SPRL PROJET PILOTE GAROUBE et M. X. c/ SAS IVO CAPITAL PARTNERS, IVO GLOBAL INSURANCE LITIGATION FUNDS IV SCS.et CFS 37 FUNDING LP RG 2023007860 - jugement du 13/02/2025 - chambre 1-8 mixte
Mots-clés :
CONTRATS ET OBLIGATIONS / Nullité-caducité
Sommaire :
Convention de financement d’arbitrage – contrat de nantissement de créances futures
La Société PROJET PILOTE GAROUBE, de droit belge, ayant vu son contrat d’affermage avec la République du Cameroun résilié par celle-ci en 2006, a saisi la cour d’arbitrage de la Chambre de Commerce Internationale d’une demande d’arbitrage. Par deux sentences, de 2014 et 2016, la cour a accordé à GAROUBE le droit de solliciter dans la dernière phase de l’arbitrage la réparation de son préjudice.
GAROUBE a alors pris contact avec le groupe IVO, dont l’activité consiste à financer les frais d’avocats et de procédure dans un litige judiciaire ou arbitral, pour financer la suite de la procédure. En 2020, une convention de financement d’arbitrage a été signée entre CFS 37, filiale d’IVO, située aux Iles Caïmans, GAROUBE et Maître B, conseil de GAROUBE.

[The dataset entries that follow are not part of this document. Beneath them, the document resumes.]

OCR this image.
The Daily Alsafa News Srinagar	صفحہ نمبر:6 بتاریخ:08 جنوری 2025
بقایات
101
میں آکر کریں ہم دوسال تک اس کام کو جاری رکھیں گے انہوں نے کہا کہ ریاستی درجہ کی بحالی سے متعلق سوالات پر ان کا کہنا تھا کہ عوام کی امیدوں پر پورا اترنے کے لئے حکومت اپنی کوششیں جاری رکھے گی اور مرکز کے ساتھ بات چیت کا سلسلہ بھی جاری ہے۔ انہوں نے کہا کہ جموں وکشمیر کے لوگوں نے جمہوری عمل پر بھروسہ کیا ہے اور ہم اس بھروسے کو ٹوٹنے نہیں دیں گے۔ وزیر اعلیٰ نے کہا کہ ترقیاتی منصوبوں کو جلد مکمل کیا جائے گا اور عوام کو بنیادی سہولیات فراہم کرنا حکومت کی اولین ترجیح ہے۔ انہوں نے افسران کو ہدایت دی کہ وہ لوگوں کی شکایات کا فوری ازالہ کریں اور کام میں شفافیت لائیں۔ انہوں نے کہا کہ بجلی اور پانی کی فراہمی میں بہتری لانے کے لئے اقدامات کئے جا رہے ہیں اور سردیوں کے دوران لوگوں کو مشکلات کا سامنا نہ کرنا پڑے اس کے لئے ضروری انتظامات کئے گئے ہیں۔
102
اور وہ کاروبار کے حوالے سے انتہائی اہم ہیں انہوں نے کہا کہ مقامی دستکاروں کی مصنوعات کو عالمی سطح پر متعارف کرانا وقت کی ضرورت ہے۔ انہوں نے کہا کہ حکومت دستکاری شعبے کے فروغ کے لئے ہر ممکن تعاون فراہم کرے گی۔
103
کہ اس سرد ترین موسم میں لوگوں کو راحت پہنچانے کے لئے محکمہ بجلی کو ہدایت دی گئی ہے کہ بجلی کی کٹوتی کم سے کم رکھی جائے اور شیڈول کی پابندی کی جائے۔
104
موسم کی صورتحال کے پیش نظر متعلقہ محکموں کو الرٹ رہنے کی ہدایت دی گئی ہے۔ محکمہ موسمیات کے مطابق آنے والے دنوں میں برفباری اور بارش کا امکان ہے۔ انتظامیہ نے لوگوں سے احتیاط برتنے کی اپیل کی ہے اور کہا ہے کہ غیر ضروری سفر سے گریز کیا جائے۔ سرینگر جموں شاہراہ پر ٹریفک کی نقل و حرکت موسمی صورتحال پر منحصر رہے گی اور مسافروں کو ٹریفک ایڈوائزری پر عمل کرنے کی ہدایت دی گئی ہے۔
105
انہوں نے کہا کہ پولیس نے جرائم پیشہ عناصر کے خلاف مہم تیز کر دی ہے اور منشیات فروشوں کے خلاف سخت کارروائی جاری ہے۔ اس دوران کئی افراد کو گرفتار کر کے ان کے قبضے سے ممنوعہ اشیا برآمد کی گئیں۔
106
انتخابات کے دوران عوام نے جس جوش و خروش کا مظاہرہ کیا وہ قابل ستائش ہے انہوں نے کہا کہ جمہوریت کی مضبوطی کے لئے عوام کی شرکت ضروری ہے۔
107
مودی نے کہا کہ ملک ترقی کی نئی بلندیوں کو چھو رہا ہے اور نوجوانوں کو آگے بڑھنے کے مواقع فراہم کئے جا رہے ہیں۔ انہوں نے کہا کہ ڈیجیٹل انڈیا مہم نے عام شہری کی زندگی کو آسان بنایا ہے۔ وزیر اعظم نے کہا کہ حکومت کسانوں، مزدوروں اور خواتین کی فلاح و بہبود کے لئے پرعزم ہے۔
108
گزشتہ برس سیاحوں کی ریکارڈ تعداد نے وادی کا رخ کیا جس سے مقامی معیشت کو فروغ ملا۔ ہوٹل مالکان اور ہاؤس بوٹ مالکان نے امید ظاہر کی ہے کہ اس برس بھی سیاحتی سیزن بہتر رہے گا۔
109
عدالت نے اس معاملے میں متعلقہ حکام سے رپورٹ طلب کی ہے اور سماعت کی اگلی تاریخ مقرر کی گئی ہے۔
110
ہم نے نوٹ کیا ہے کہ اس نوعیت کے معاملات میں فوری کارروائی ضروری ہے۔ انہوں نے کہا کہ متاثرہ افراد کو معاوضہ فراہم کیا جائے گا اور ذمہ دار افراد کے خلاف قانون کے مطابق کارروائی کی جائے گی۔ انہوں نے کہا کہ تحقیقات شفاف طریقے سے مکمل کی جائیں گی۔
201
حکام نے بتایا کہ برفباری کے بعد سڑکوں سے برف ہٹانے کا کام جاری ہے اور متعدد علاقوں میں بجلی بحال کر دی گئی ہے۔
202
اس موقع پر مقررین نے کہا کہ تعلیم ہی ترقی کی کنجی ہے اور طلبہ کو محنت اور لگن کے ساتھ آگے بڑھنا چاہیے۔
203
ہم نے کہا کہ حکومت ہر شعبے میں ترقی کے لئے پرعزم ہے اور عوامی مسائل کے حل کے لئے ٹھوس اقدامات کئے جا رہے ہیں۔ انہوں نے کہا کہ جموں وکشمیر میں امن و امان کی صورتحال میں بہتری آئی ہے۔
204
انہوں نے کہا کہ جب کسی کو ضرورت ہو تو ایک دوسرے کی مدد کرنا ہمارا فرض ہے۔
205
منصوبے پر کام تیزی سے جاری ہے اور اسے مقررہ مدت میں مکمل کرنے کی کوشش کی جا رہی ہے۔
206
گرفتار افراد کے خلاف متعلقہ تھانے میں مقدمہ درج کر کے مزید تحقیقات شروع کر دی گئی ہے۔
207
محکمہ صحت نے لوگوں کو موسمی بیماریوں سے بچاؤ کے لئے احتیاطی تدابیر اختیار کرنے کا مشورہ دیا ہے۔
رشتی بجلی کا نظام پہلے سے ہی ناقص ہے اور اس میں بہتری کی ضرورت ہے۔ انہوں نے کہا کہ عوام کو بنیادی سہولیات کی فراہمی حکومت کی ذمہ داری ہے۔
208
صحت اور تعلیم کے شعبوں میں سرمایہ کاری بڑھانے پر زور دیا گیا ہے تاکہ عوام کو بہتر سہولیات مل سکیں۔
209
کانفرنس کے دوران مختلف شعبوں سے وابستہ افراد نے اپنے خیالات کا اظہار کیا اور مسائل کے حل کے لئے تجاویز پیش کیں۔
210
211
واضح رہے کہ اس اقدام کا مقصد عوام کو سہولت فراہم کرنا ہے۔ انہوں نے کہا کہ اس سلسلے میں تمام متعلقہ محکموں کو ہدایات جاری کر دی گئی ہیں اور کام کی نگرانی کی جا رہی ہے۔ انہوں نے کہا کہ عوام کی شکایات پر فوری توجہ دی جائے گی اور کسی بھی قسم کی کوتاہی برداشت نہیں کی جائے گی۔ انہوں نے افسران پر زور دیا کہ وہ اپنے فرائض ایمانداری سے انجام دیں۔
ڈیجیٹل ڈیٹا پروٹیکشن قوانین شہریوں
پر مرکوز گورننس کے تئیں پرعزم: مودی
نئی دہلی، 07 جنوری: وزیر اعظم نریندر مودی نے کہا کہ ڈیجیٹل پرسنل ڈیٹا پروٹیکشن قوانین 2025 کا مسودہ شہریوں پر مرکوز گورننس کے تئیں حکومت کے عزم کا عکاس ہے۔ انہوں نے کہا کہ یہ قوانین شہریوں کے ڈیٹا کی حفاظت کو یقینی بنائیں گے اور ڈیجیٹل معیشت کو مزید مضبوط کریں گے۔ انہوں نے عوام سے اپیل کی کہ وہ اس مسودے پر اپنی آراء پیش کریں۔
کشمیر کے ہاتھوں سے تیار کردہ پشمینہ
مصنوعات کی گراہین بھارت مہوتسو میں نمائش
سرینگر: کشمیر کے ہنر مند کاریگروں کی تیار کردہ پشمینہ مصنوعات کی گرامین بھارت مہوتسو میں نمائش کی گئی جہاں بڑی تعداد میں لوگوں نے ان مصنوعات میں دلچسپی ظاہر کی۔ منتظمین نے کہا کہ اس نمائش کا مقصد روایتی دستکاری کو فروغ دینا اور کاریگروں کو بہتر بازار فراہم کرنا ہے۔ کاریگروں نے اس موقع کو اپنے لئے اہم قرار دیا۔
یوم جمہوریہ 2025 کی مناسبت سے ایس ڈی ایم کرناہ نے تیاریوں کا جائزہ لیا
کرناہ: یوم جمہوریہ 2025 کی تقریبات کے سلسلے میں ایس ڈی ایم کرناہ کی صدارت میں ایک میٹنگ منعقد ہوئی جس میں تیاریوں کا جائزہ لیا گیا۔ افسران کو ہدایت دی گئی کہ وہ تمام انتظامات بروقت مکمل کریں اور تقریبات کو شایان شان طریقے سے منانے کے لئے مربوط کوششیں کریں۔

Cette convention prévoit un financement de 1.091.000 € par CFS 37 et la possibilité d’un deuxième financement de 590.000 €. CFS 37 ne devait être remboursée avec les rendements fixés par la convention que sous réserve que GAROUBE gagne sa procédure d’arbitrage et si les condamnations étaient effectivement recouvrées. Elle prévoit également une sûreté consistant en un nantissement de créances futures, afin d’assurer le paiement du financeur, et un contrat de nantissement sur les créances existantes ou futures que GAROUBE détiendra sur l’Etat du Cameroun est conclu dans ce sens.
En 2021, le tribunal arbitral a condamné l’Etat du Cameroun à la somme de 24 M€. Le recours en annulation de ce dernier a été rejeté en 2023.
Un désaccord est né entre le financeur et GAROUBE sur le versement de la seconde tranche de financement et sur la validité des conventions et GAROUBE a saisi le tribunal de céans.
Par un jugement du 30 janvier 2024, sur lequel il n’a pas été interjeté appel, le tribunal a dit que le droit applicable au litige relatif à la convention de financement d’arbitrage est le droit de l’Etat de NEW YORK et que le droit français est applicable sur le nantissement de créances futures. Il a rappelé que le droit de la procédure est le droit français.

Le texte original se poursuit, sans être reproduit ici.